以她往日的性子,恐怕要思前想后谨慎作出决定,但因为此人难得地没有任何虚假直言不讳,她也觉得自己扭捏委实是不堪了些,何况别人一而再再而三地救她性命,难道还不值一诺么?思此,就大大方方道:“好,我答应你。”不过是一诺,换来此次地宫之行的保护,不可谓不值得。
叶君垣瞥她一眼,似也未料到她如此爽快。却看她目色沉定,磊磊落落的样子,心知她并不是在妄言,而是的的确确严肃地应了他这一诺。
然后他别过头,看着那出水的洞口。
两人说话间,墓室内的水深已经蔓延到了膝上,这地下的水很是阴凉。
“等这水深及到这缺口的大半,我们就走,记得憋气。”
“好。”
“在水里时若是憋不住了,就扯我衣襟,我……我会渡些气给你,你潜水经验不足,恐是坚持的不久。”
“好。”
“你莫是痴傻了?”
“好……哎?”她猛地抬头,“好”字出口才觉得不对,方才她只想着乖巧莫给他添麻烦,竟成了他玩笑的借口,转念想想,也觉得自己刚才实在是痴傻笨拙,不由笑了起来。
她这露齿一笑,眉毛眼角俱是齐齐弯了起来,纵然是此刻发髻尽毁,面色苍白,狼狈至极,却因这一笑,却仿佛缀着霜露的花瓣慢慢打开,极致鲜明动人的色彩突然就呈现在了眼前,连此刻灰墙土瓦的墓室,似乎也有色彩,变得浓烈斑斓起来,于明亮淡静中,熠熠生辉。
容貌美与不美,从来都是智者见智。艳丽者有人厌其妖娆,清秀者亦有人嫌其寡淡,世间无数人追求绝代佳人,殊不知最合心意的那个往往却不是至美,反之若是喜爱一人到了极致,便会觉得无论如何看,她总是美的,一举手一投足,都可牵动心神。
叶君垣一直认为红粉白骨,不过都是皮相,所谓英雄配美人,也是当权者沉迷风流的一种借口,所以哪怕世人常说的那些美人,再怎么活色生香风华绝代,也不过尔尔。
偏偏此刻,他觉得,她笑的极美。
有些心动的美,可——只是有些。
接下来,他们在水中游了很久——哪怕并未多久,对阮妗华来说,也是一个极长极长的过程,其间她几次快要支持不住,都是他以口渡气。她再羞涩也知道此刻不是拘泥小节的时候,不过她还是尽量坚持的久些,不为旁的,只是怕叶君垣他觉得不适,他若不行,那她也只能等死。

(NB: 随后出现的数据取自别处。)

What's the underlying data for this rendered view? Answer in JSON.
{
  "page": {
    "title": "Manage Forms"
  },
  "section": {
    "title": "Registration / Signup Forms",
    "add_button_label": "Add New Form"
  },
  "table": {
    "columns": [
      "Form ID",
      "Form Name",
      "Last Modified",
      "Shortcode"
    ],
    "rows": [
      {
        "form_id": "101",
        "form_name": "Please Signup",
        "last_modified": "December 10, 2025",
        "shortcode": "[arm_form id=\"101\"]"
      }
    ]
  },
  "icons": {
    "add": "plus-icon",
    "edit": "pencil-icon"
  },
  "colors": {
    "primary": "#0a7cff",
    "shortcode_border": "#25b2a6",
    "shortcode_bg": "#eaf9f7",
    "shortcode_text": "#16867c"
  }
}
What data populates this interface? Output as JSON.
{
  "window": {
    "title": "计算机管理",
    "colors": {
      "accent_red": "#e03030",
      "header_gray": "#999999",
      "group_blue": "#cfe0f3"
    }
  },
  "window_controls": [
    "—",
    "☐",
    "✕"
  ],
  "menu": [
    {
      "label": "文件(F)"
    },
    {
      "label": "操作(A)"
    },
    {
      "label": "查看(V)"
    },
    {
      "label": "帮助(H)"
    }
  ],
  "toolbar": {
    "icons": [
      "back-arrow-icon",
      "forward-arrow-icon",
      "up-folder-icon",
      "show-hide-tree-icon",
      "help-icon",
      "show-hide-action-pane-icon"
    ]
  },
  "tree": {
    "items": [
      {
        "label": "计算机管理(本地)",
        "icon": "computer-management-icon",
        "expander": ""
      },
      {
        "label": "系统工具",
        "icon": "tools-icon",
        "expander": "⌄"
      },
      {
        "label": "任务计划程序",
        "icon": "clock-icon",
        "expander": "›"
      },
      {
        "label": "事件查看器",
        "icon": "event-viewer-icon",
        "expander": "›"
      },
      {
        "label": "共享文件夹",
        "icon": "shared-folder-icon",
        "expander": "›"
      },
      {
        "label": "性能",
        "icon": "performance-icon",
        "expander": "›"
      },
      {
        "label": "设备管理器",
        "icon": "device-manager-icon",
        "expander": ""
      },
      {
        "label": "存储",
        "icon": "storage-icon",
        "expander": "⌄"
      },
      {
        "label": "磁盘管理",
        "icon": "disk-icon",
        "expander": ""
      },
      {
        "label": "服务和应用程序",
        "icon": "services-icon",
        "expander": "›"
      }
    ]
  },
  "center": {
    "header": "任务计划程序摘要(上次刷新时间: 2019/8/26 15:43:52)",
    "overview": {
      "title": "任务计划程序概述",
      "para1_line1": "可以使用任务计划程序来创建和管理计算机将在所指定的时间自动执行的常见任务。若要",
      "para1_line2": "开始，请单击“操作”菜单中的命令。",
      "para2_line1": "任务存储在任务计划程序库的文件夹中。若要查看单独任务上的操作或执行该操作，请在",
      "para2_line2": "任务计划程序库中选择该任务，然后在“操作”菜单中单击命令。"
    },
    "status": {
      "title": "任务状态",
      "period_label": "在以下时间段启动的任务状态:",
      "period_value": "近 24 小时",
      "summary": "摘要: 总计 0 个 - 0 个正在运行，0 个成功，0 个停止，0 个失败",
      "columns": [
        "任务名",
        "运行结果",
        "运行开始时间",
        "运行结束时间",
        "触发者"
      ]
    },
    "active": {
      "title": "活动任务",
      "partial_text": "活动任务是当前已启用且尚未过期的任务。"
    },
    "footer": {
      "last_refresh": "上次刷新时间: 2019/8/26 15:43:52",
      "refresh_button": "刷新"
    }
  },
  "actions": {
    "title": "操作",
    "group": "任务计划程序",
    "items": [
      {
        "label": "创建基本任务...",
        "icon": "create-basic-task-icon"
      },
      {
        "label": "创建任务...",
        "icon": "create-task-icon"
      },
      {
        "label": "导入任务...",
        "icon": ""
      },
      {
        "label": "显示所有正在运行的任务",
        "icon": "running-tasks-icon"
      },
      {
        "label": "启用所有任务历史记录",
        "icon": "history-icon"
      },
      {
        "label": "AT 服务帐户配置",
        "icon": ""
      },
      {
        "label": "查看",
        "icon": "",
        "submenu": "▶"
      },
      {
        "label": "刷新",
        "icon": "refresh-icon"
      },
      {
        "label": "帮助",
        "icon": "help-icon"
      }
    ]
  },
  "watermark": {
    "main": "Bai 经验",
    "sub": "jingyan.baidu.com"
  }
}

水下动作迟缓,又十分阴暗,可是顺着水流方向看去,渐渐地,竟是觉得眼前一片灿烂金黄的亮光,许是要到了。
叶君垣加快了动作,似也是在做最后一搏。
然而此时他们还不知道,这个魏国地宫终于将在他们面前展露其辉煌的一角,仅是一角,已经让他们为之惊叹不已。
也许这就是冥冥的命中注定,一只无形的手促就各种各样的意外——而这意外,又去推动事情的发展,到无可收拾,无可抵挡,所以哪怕即使有人费尽心机去阻拦,也不过是徒劳无功。
无论是天意还是人力,之后种种,因生果,果至因,因果循环,孽报不爽。
作者有话要说:

、修罗道

水下漫长的时间让阮妗华这个“娇贵”的身子感到极度的软弱无力起来,若非是还有一人撑着她,拉着她,她恐怕真的忍不住停下动作,就此沉尸湖底了,对一个并不擅长凫水的人来说,此刻煎熬更甚。
直到看见远处闪闪金光,她才觉得浑身又充满了力气。
叶君垣毕竟是有武功在身的人,这最后一搏,用尽全力,他们的速度也一下子快了不少,阮妗华触碰到土地的那一刻,简直恨不得就此与世长辞,倒地不起了。
两人跟瘫了似的齐齐躺在地上,浑身都是湿哒哒沉甸甸的,衣料全都黏在了身上,十分不舒服,不过眼下并不是在意这个的时候,疲累倦意已让她连说话的余力都没有。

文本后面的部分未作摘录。